3-Que les langues doivent être outillées et en particulier disposer d’une écriture codifiée ? Cette question n’est pas abordée et pourtant je me souviens d’une lettre envoyée pendant la Grande Guerre par un soldat occitan à sa famille : mal à l’aise dans son français scolaire, G. annonce d’abord à ses parents qu’il va écrire « en patois (c’est le terme qu’il utilise) » :
je me trouve bien embarassé (sic) pour vous raconter quelque chose, je vais essayer si en patois ça pouvait mieux réussir. A la fin de sa lettre, il écrit qu’en l’absence d’orthographe codifiée, il renonce :
Enfin je vois que je vous ferai perdre votre temps pour déchiffrer tout ce patois (cité dans Martin 2014).

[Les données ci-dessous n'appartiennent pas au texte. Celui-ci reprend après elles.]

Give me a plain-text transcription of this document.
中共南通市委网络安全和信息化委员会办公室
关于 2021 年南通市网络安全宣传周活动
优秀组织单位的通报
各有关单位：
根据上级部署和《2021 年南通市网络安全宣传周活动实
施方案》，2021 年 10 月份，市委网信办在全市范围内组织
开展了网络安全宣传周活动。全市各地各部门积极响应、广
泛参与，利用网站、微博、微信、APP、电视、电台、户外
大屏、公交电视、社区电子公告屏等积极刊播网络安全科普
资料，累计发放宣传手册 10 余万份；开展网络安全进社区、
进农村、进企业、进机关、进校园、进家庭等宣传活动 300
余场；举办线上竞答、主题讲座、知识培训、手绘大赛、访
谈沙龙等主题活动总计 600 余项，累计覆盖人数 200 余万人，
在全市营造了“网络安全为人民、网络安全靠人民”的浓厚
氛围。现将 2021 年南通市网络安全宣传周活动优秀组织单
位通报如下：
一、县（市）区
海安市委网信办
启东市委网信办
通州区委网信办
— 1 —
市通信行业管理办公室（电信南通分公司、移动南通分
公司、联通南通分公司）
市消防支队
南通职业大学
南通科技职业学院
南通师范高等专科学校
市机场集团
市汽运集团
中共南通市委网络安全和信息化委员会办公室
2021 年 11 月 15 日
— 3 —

Bref, les conventions orthographiques du français sont les seules dont disposent scripteurs et lecteurs quand ils ne sont pas des lettrés qui militent pour la renaissance des langues régionales. Il y a dès lors rupture entre le patois de la quotidienneté et le français de la correspondance, ce qui limite l’usage de la langue maternelle.
4-Qu’on confond trop souvent la langue avec la langue légitime au sens de Bourdieu, la langue normée, véhiculée notamment par l’école et par les élites ? La Cité de Villers Cotterets, on le voit, s’est bornée à nous enchanter des variantes hors norme, à déconstruire la vision monolithique du français.
C’est bien cette vision tolérante qui reste en mémoire lorsqu’on quitte le château, mais Il reste beaucoup de travail à faire entre grammairiens et spécialistes des outils numériques si l’on veut aboutir à une représentation du/des français. Et surtout (comme dans un château enchanté) est mise entre parenthèses pour le temps de la visite l’enjeu de la maîtrise d’une langue commune.
Quelques références
AVANZI Mathieu, 2023 [2020], Comme on dit chez nous. Le Grand Livre du français de nos régions, Paris, Le Robert.
CALVET Louis-Jean, 2004, Essais de linguistique. La langue est-elle une invention des linguistes, Paris, Plon.
HOEDT Arnaud et PIRON Jérôme, 2020, Le français n’existe pas. Paris, Éditions le Robert
MACRON Emmanuel, 2023 Inauguration de la Cité internationale de la langue française à Villers-Cotterêts. | Élysée (elysee.fr)
MARTIN, Jean-Baptiste, 2014, Les poilus parlaient patois. Documents dialectaux de Rhône-Alpes, Lyon : EMCC.